Elliott has now appointed four of the 13 members of the company’s board of directors, despite holding just 0.75 percent of the outstanding shares of the company, suggesting that Elliott’s slash-and-burn tactics have support from the company’s major shareholders, which mainly include mutual funds like Dodge & Cox and the Royal Bank of Canada’s asset management arm.
Mutual funds typically invest in a broad range of stocks, paying investors reliably higher dividends, and usually don’t interfere in the companies in which they invest.
While Elliott attacked Suncor’s safety record as part of its shareholder campaign, the company’s efforts to boost Suncor’s payouts to shareholders means the company has less money to invest in the workers and technology they need to resolve the air quality problems identified by the EPA.
These problems appear to be part of a pattern. The EPA’s report on the consistent inadequacies at Suncor’s Commerce City refinery follows the company’s 2020 settlement with the state over more than 100 air quality violations at the facility.
In March 2020, Suncor entered into a $9 million settlement with the Colorado Department of Public Health and the Environment (CDPHE) over the refinery, the largest penalty against a single facility in state history. Of that sum, $4 million went towards fines and community projects, while $5 million was reserved for a consulting company to investigate problems at the facility.

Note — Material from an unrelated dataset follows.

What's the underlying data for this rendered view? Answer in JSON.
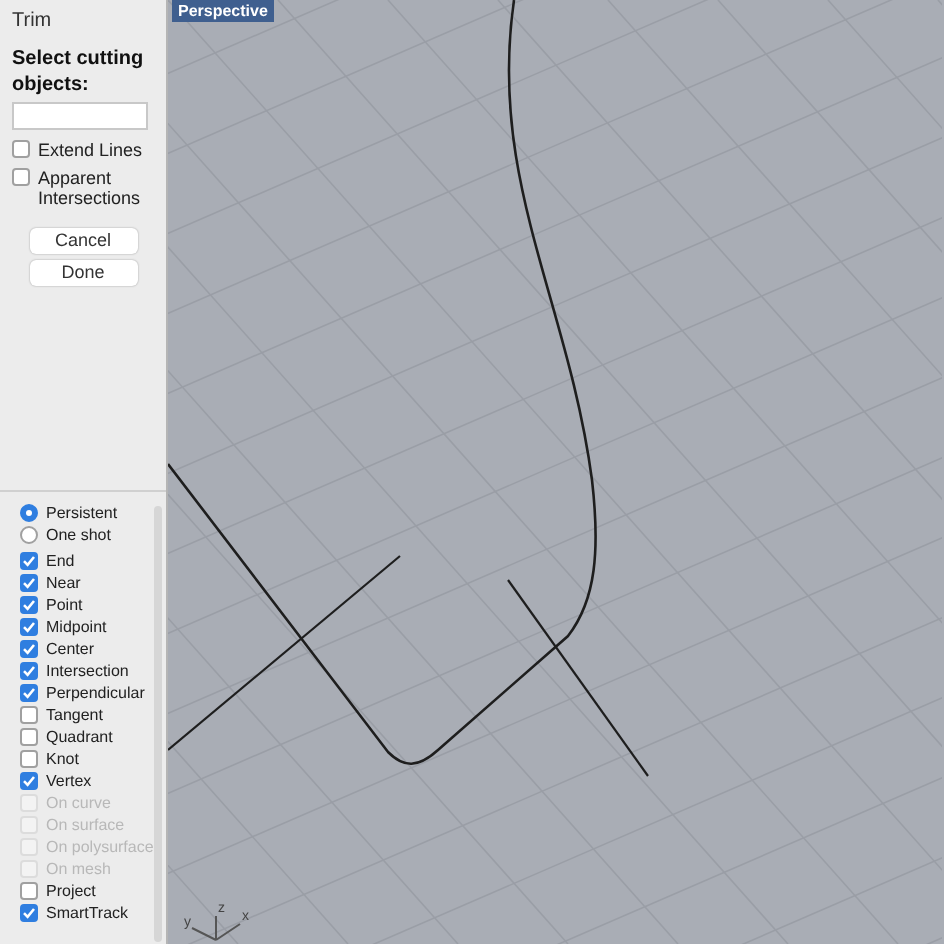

That consultant’s report was partially used by the EPA to come to its sweeping conclusions about the safety of the Suncor refinery. According to the EPA, “from 2016-2020, Suncor had the greatest number of tail gas incidents that caused releases of excess sulfur dioxide,” compared to 11 other refineries. State permits for the Suncor refinery in Commerce City were repeatedly delayed after they expired, allowing the refinery to operate unpermitted. The EPA vetoed an initial permit from the CDPHE last March, before issuing a revised permit in September with expanded monitoring and toxic chemical release disclosure requirements.